When Rebecca Goldstein, the American philosopher-novelist who looks like
Rapunzel but thinks like Wittgenstein, was awarded the prestigious MacArthur
Award (commonly known as the “genius award”) in 1996, she was praised for
her ability to “dramatise the concerns of philosophy without sacrificing the
demands of imaginative storytelling”.
That is putting her achievements lightly. Her most recent book, 36
Arguments for the Existence of God, is a vast, rambling fiction based on
the traditional tenets of the good old university campus novel (eccentric
professors, beautiful postgrads, lots of barely repressed sexual tension),
but which is nonetheless possessed of a steely intellectual coherence that
is frighteningly impressive to behold.
In spinning her tale of floppy-haired Cass Seltzer, a moral philosopher who
suddenly becomes a media darling when his gentle version of atheist ethics
makes him a prime candidate for magazine profiles and television debates,
Goldstein casts her net wide to encompass all the ideas in Seltzer’s
bestselling book (its appendix contains canny refutations of the eponymous
36 arguments) and delves into them with no pity for any reader who might be
straggling at the back of the class. To read her is to take a crash course
in post-theological debate but also to lose yourself in a cast of dazzlingly
bright characters and amusing situations.

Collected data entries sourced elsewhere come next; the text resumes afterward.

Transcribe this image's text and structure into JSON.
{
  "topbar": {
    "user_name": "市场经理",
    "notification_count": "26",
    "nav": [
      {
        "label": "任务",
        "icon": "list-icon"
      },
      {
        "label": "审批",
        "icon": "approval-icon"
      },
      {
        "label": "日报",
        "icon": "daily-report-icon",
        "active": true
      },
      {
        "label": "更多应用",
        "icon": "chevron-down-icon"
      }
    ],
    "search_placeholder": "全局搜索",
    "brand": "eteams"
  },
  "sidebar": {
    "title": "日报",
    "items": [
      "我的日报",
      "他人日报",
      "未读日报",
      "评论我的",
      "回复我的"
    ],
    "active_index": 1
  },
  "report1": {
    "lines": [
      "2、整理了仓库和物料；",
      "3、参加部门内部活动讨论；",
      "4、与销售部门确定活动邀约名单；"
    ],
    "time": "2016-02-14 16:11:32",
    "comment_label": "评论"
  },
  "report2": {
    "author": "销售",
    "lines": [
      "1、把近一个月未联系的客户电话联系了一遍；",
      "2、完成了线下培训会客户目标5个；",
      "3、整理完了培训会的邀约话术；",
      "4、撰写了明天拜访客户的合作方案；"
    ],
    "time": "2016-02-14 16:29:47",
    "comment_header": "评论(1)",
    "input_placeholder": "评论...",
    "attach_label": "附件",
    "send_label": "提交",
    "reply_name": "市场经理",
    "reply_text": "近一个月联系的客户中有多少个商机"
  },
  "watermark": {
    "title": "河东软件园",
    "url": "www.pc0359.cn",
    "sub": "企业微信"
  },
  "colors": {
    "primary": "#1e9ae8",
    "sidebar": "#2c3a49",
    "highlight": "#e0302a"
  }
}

Seltzer is far too enchanted with life’s beautiful mysteries to be a proper
unbeliever; he is a charming guide through the complex field of secular
ethics. Equally appealing is his verbal sparring partner Roz, who shows up
(after disappearing up the Amazon for several years) to poke fun at his
newfound celebrity but also to love him deeply. Then there is the crazy
Professor Klapper, a wild-eyed philosopher idolised by all (but none of
whose graduate students have actually been deemed deserving of doctorates,
no matter how many decades they study under him).
Klapper becomes entranced by Seltzer’s family links to a separatist community
of Hasidim called New Walden, and it is on a trip to this enclave that he,
Seltzer and Roz encounter a remarkable boy whose life-path teaches them the
most important lesson of all. Six-year-old Azarya, despite being completely
shielded from the outside world, casually reveals that he has discovered for
himself the concept of prime numbers.
Azarya can read and write “only” Hebrew, Yiddish and Aramaic, but when Roz
sketches out a map of the United States for him — he has no idea that he
lives in a place called America — her naming of the individual states just
once is enough to teach the boy to read English.
Clearly, Goldstein’s characters are fantastical. But like the big ideas with
which readers are encouraged to engage, their power would be diminished by a
strictly or simply logical construction. Her business — like Seltzer’s — is
to proselytise wonder and openness of thought. That she spins a mighty fine
yarn along the way only sweetens the life-saving pill that she is gently,
but quite necessarily, ramming down our sorry, secular throats.